Last summer, I took a plane from Oakland to Pennsylvania for a summer camp. I’d saved a few hours of music on my phone, mostly stuff I hadn’t heard before. That was the first time I heard Who’s Next, the Who’s 1971 album, which is, in my opinion, one of the shining jewels of their career. I had no idea what I supposed to think, or what had been intended by the guys who made it. I just liked it, all of it. It was thoughtful, catchy, even humorous at times. The bass was loud and intricate, the rhythm guitar work just perfect, the singing passionate to the point of aggressive, and the drums just a spectacular, beautiful clatter. It was the first time I’d been impacted by music so deeply, it felt like a personal letter rather than an ambient distraction.
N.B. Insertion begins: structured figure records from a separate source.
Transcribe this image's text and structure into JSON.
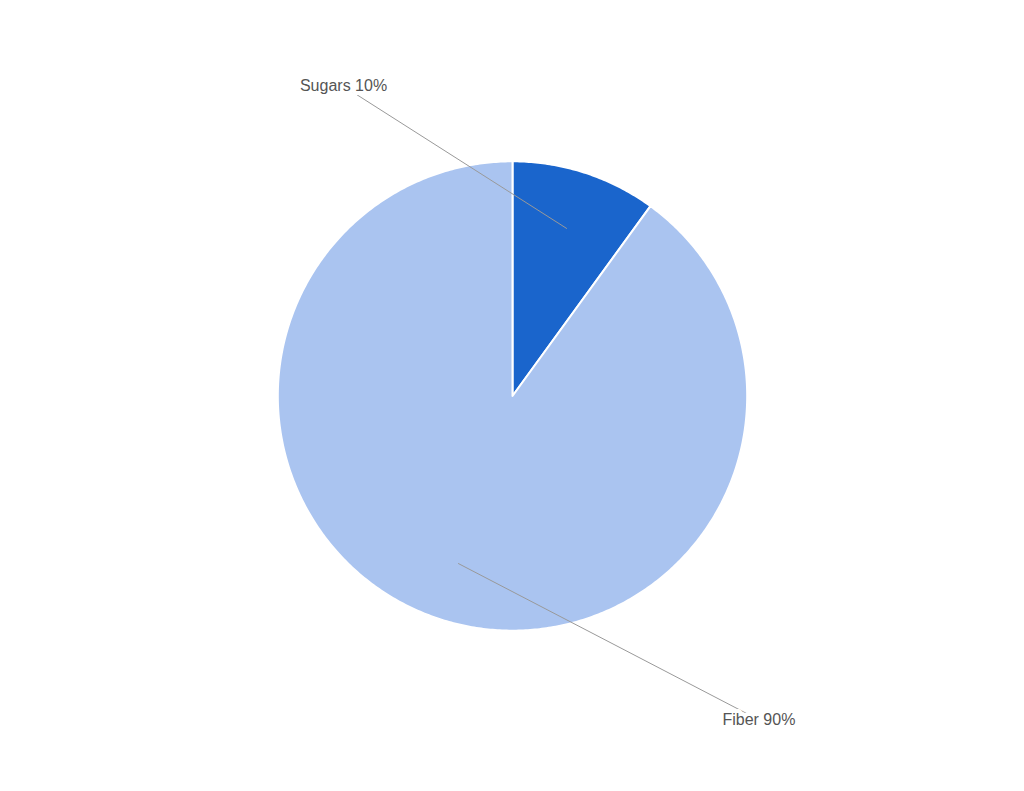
{
  "chart_data": {
    "type": "pie",
    "categories": [
      "Sugars 10%",
      "Fiber 90%"
    ],
    "values": [
      10,
      90
    ],
    "colors": [
      "#1a65cc",
      "#aac4f0"
    ]
  }
}
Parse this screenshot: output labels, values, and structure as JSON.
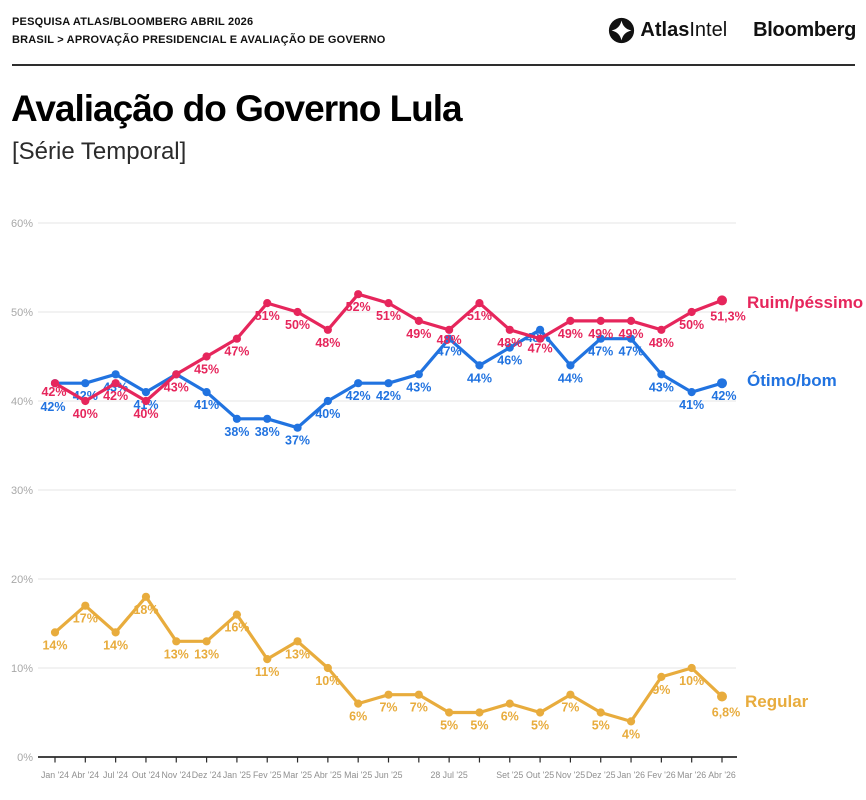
{
  "header": {
    "kicker_line1": "PESQUISA ATLAS/BLOOMBERG ABRIL 2026",
    "kicker_line2": "BRASIL > APROVAÇÃO PRESIDENCIAL E AVALIAÇÃO DE GOVERNO",
    "logos": {
      "atlasintel_bold": "Atlas",
      "atlasintel_light": "Intel",
      "bloomberg": "Bloomberg"
    }
  },
  "title": "Avaliação do Governo Lula",
  "subtitle": "[Série Temporal]",
  "colors": {
    "ruim": "#e6265c",
    "otimo": "#2173e0",
    "regular": "#e8ac3d",
    "grid": "#eaeaea",
    "axis": "#2a2a2a",
    "y_tick_text": "#a8a8a8",
    "x_tick_text": "#8f8f8f"
  },
  "chart_data": {
    "type": "line",
    "title": "Avaliação do Governo Lula",
    "subtitle": "[Série Temporal]",
    "ylim": [
      0,
      60
    ],
    "grid": true,
    "legend_position": "right",
    "y_ticks": [
      {
        "label": "60%",
        "value": 60
      },
      {
        "label": "50%",
        "value": 50
      },
      {
        "label": "40%",
        "value": 40
      },
      {
        "label": "30%",
        "value": 30
      },
      {
        "label": "20%",
        "value": 20
      },
      {
        "label": "10%",
        "value": 10
      },
      {
        "label": "0%",
        "value": 0
      }
    ],
    "x_labels": [
      "Jan '24",
      "Abr '24",
      "Jul '24",
      "Out '24",
      "Nov '24",
      "Dez '24",
      "Jan '25",
      "Fev '25",
      "Mar '25",
      "Abr '25",
      "Mai '25",
      "Jun '25",
      "",
      "28 Jul '25",
      "",
      "Set '25",
      "Out '25",
      "Nov '25",
      "Dez '25",
      "Jan '26",
      "Fev '26",
      "Mar '26",
      "Abr '26"
    ],
    "series": [
      {
        "name": "Ruim/péssimo",
        "color": "#e6265c",
        "values": [
          42,
          40,
          42,
          40,
          43,
          45,
          47,
          51,
          50,
          48,
          52,
          51,
          49,
          48,
          51,
          48,
          47,
          49,
          49,
          49,
          48,
          50,
          51.3
        ],
        "point_labels": [
          "42%",
          "40%",
          "42%",
          "40%",
          "43%",
          "45%",
          "47%",
          "51%",
          "50%",
          "48%",
          "52%",
          "51%",
          "49%",
          "48%",
          "51%",
          "48%",
          "47%",
          "49%",
          "49%",
          "49%",
          "48%",
          "50%",
          "51,3%"
        ]
      },
      {
        "name": "Ótimo/bom",
        "color": "#2173e0",
        "values": [
          42,
          42,
          43,
          41,
          43,
          41,
          38,
          38,
          37,
          40,
          42,
          42,
          43,
          47,
          44,
          46,
          48,
          44,
          47,
          47,
          43,
          41,
          42
        ],
        "point_labels": [
          "42%",
          "42%",
          "43%",
          "41%",
          "",
          "41%",
          "38%",
          "38%",
          "37%",
          "40%",
          "42%",
          "42%",
          "43%",
          "47%",
          "44%",
          "46%",
          "48%",
          "44%",
          "47%",
          "47%",
          "43%",
          "41%",
          "42%"
        ]
      },
      {
        "name": "Regular",
        "color": "#e8ac3d",
        "values": [
          14,
          17,
          14,
          18,
          13,
          13,
          16,
          11,
          13,
          10,
          6,
          7,
          7,
          5,
          5,
          6,
          5,
          7,
          5,
          4,
          9,
          10,
          6.8
        ],
        "point_labels": [
          "14%",
          "17%",
          "14%",
          "18%",
          "13%",
          "13%",
          "16%",
          "11%",
          "13%",
          "10%",
          "6%",
          "7%",
          "7%",
          "5%",
          "5%",
          "6%",
          "5%",
          "7%",
          "5%",
          "4%",
          "9%",
          "10%",
          "6,8%"
        ]
      }
    ]
  }
}
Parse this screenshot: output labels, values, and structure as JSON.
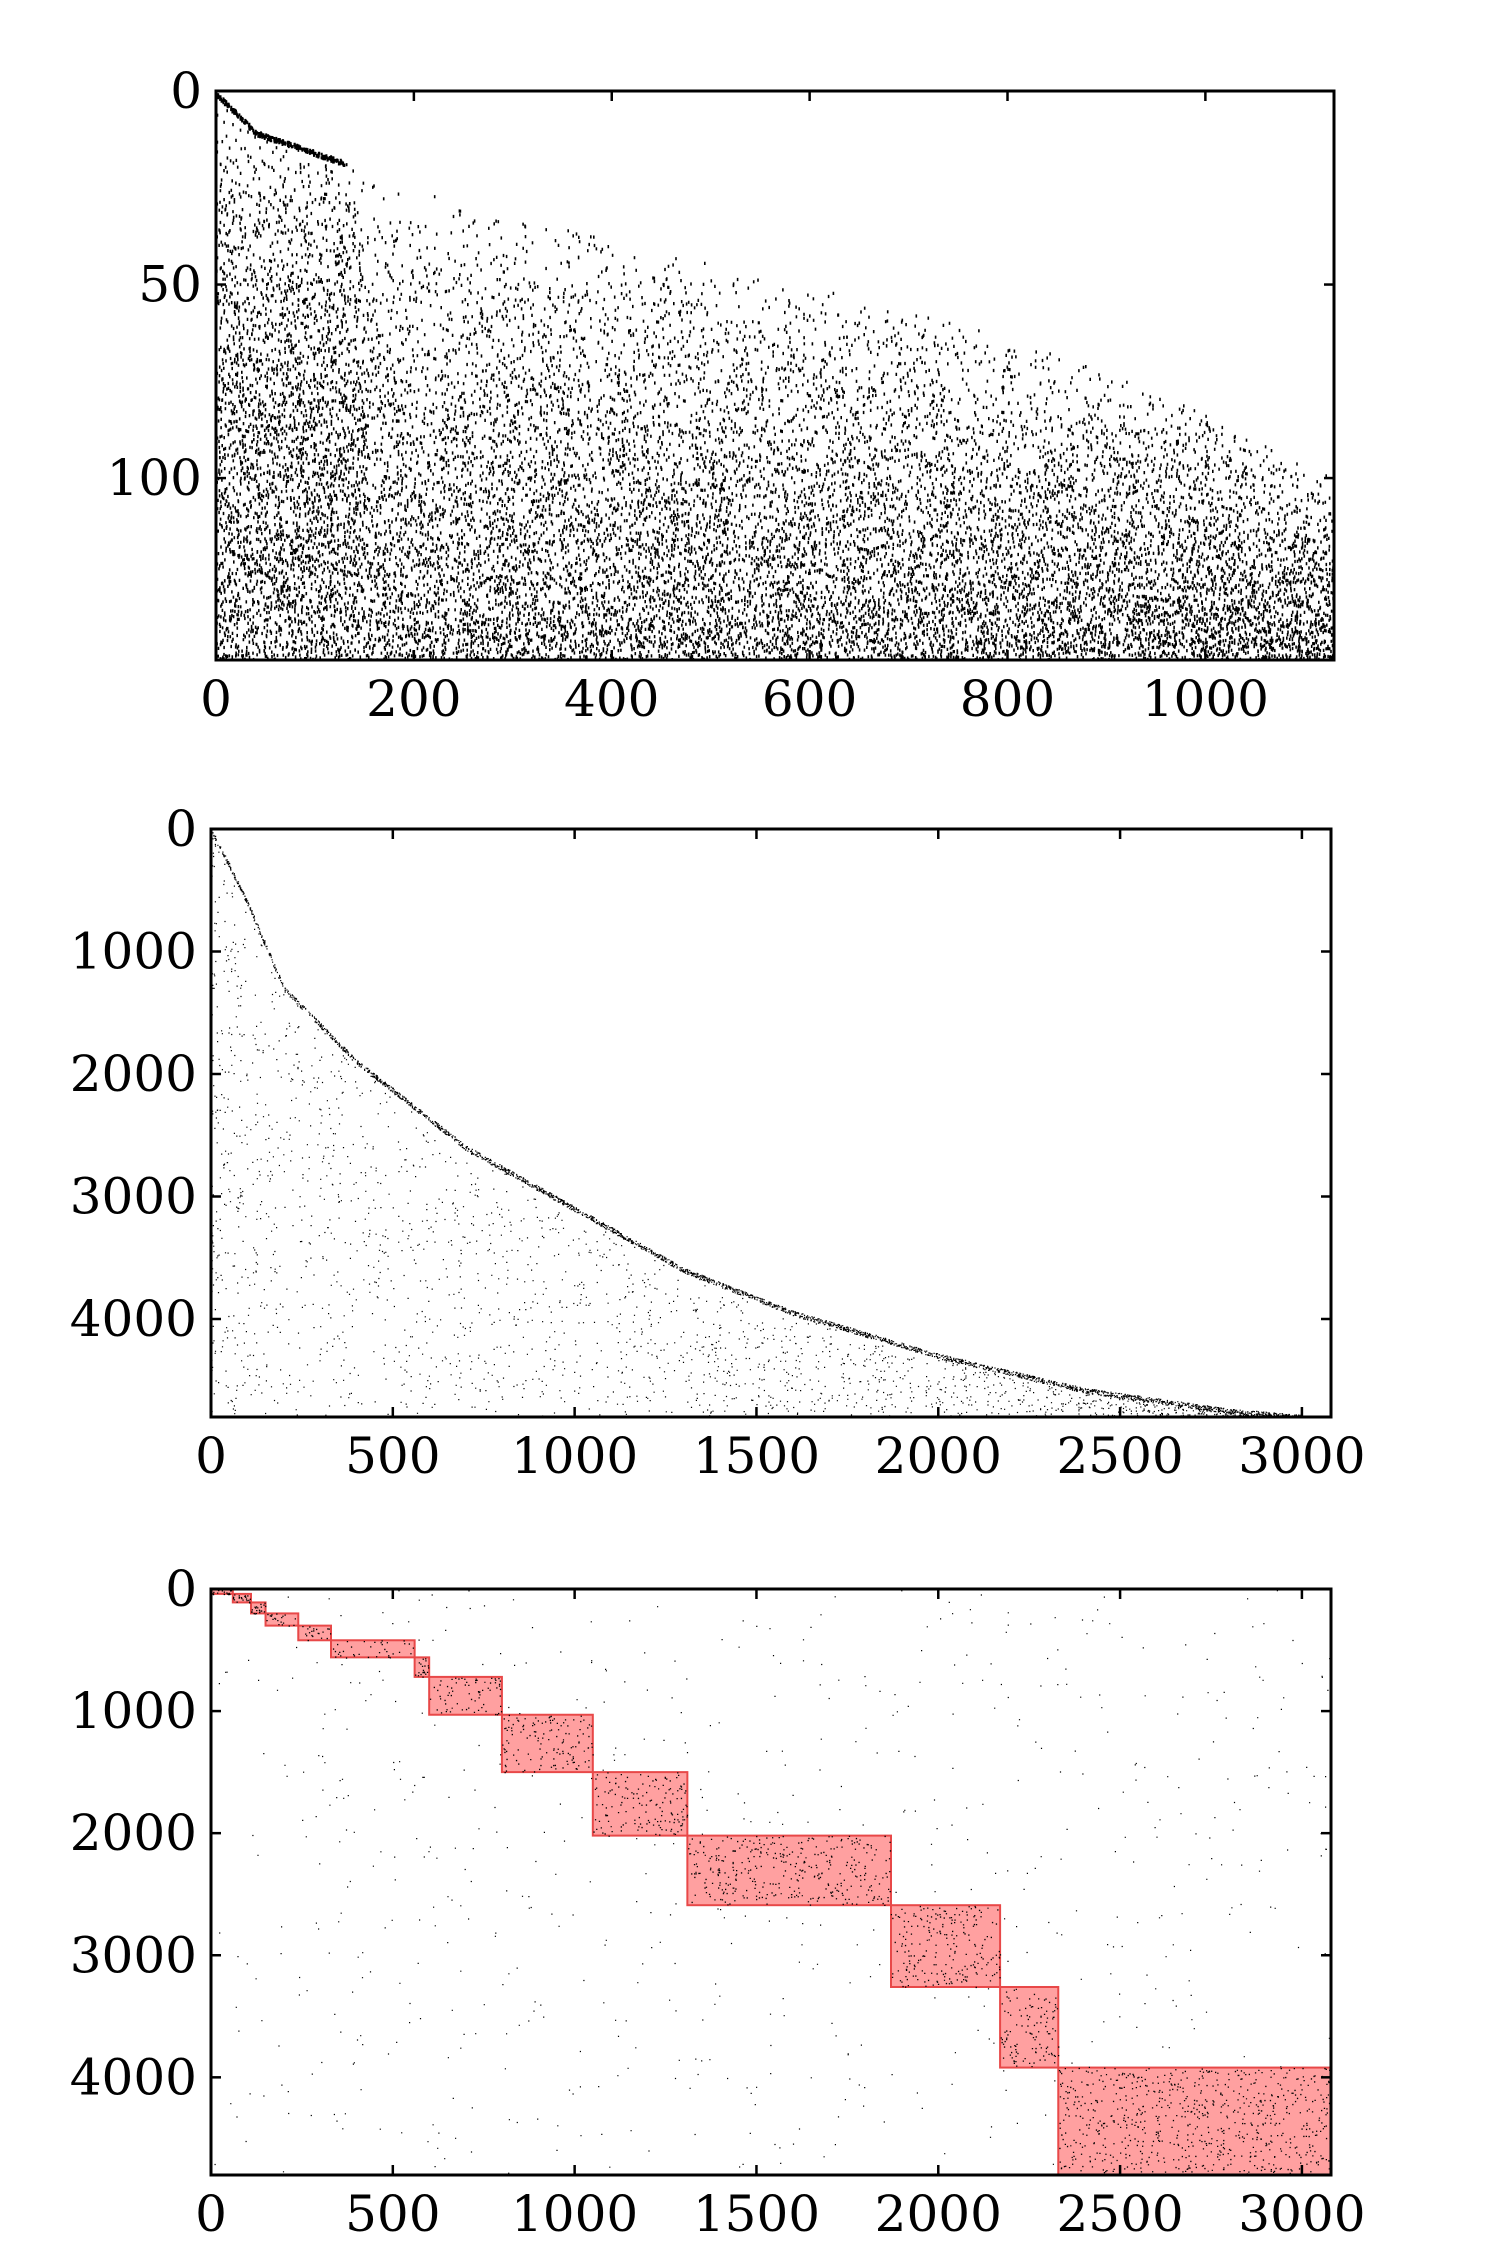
{
  "chart_data": [
    {
      "type": "sparsity",
      "title": "",
      "xlabel": "",
      "ylabel": "",
      "xlim": [
        0,
        1130
      ],
      "ylim": [
        147,
        0
      ],
      "x_ticks": [
        0,
        200,
        400,
        600,
        800,
        1000
      ],
      "y_ticks": [
        0,
        50,
        100
      ],
      "x_tick_labels": [
        "0",
        "200",
        "400",
        "600",
        "800",
        "1000"
      ],
      "y_tick_labels": [
        "0",
        "50",
        "100"
      ],
      "pattern": "staircase-upper-left",
      "frontier": [
        [
          0,
          0
        ],
        [
          40,
          10
        ],
        [
          120,
          17
        ],
        [
          200,
          24
        ],
        [
          300,
          32
        ],
        [
          400,
          38
        ],
        [
          500,
          44
        ],
        [
          600,
          50
        ],
        [
          700,
          56
        ],
        [
          800,
          63
        ],
        [
          900,
          72
        ],
        [
          1000,
          82
        ],
        [
          1100,
          96
        ],
        [
          1130,
          100
        ]
      ],
      "mark_color": "#000000"
    },
    {
      "type": "sparsity",
      "title": "",
      "xlabel": "",
      "ylabel": "",
      "xlim": [
        0,
        3080
      ],
      "ylim": [
        4800,
        0
      ],
      "x_ticks": [
        0,
        500,
        1000,
        1500,
        2000,
        2500,
        3000
      ],
      "y_ticks": [
        0,
        1000,
        2000,
        3000,
        4000
      ],
      "x_tick_labels": [
        "0",
        "500",
        "1000",
        "1500",
        "2000",
        "2500",
        "3000"
      ],
      "y_tick_labels": [
        "0",
        "1000",
        "2000",
        "3000",
        "4000"
      ],
      "pattern": "frontier-curve",
      "frontier": [
        [
          0,
          0
        ],
        [
          100,
          600
        ],
        [
          200,
          1300
        ],
        [
          400,
          1900
        ],
        [
          700,
          2600
        ],
        [
          1000,
          3100
        ],
        [
          1300,
          3600
        ],
        [
          1600,
          3950
        ],
        [
          2000,
          4300
        ],
        [
          2400,
          4580
        ],
        [
          2800,
          4750
        ],
        [
          3000,
          4800
        ]
      ],
      "mark_color": "#000000"
    },
    {
      "type": "sparsity",
      "title": "",
      "xlabel": "",
      "ylabel": "",
      "xlim": [
        0,
        3080
      ],
      "ylim": [
        4800,
        0
      ],
      "x_ticks": [
        0,
        500,
        1000,
        1500,
        2000,
        2500,
        3000
      ],
      "y_ticks": [
        0,
        1000,
        2000,
        3000,
        4000
      ],
      "x_tick_labels": [
        "0",
        "500",
        "1000",
        "1500",
        "2000",
        "2500",
        "3000"
      ],
      "y_tick_labels": [
        "0",
        "1000",
        "2000",
        "3000",
        "4000"
      ],
      "pattern": "block-diagonal",
      "highlight_color": "#ff8080",
      "highlight_blocks": [
        {
          "x0": 0,
          "x1": 60,
          "y0": 0,
          "y1": 40
        },
        {
          "x0": 60,
          "x1": 110,
          "y0": 40,
          "y1": 110
        },
        {
          "x0": 110,
          "x1": 150,
          "y0": 110,
          "y1": 200
        },
        {
          "x0": 150,
          "x1": 240,
          "y0": 200,
          "y1": 300
        },
        {
          "x0": 240,
          "x1": 330,
          "y0": 300,
          "y1": 420
        },
        {
          "x0": 330,
          "x1": 560,
          "y0": 420,
          "y1": 560
        },
        {
          "x0": 560,
          "x1": 600,
          "y0": 560,
          "y1": 720
        },
        {
          "x0": 600,
          "x1": 800,
          "y0": 720,
          "y1": 1030
        },
        {
          "x0": 800,
          "x1": 1050,
          "y0": 1030,
          "y1": 1500
        },
        {
          "x0": 1050,
          "x1": 1310,
          "y0": 1500,
          "y1": 2020
        },
        {
          "x0": 1310,
          "x1": 1870,
          "y0": 2020,
          "y1": 2590
        },
        {
          "x0": 1870,
          "x1": 2170,
          "y0": 2590,
          "y1": 3260
        },
        {
          "x0": 2170,
          "x1": 2330,
          "y0": 3260,
          "y1": 3920
        },
        {
          "x0": 2330,
          "x1": 3080,
          "y0": 3920,
          "y1": 4800
        }
      ],
      "mark_color": "#000000"
    }
  ]
}
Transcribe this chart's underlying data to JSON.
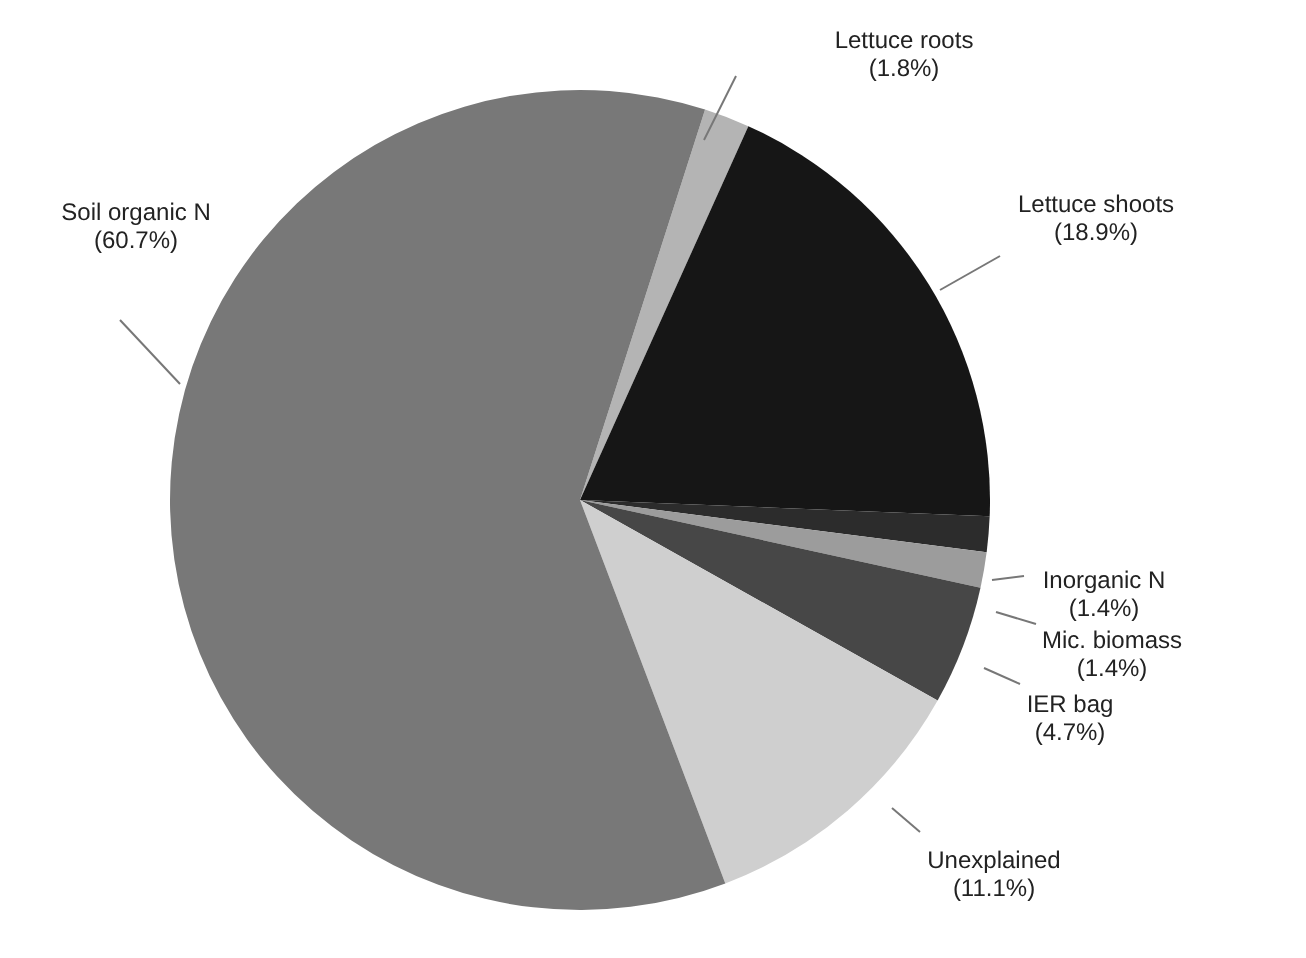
{
  "chart_data": {
    "type": "pie",
    "categories": [
      "Lettuce roots",
      "Lettuce shoots",
      "Inorganic N",
      "Mic. biomass",
      "IER bag",
      "Unexplained",
      "Soil organic N"
    ],
    "values": [
      1.8,
      18.9,
      1.4,
      1.4,
      4.7,
      11.1,
      60.7
    ],
    "value_labels": [
      "(1.8%)",
      "(18.9%)",
      "(1.4%)",
      "(1.4%)",
      "(4.7%)",
      "(11.1%)",
      "(60.7%)"
    ],
    "colors": [
      "#b4b4b4",
      "#161616",
      "#2c2c2c",
      "#9c9c9c",
      "#474747",
      "#cfcfcf",
      "#787878"
    ]
  }
}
I started the album as the plane took off, and both my feeling of uncertainty about the trip and my apprehensive unfamiliarity for the music faded off with time. It was a remastered version, deluxe re-issue whatever, so it had a couple bonus tracks. Live material. I loved that stuff, maybe more than the cleaner, less urgent versions of those songs on the albums. There was so much unfiltered volume in those recordings.

Many studies have found close ties between listening to or playing music and increased academic aptitude, particularly among low-income youth. It’s motivated me better than most of my teachers and given me an amazing sense of what art can be and do.

Music is inspirational, powerful and sometimes the only thing that can really make us think about new concepts in a meaningful way.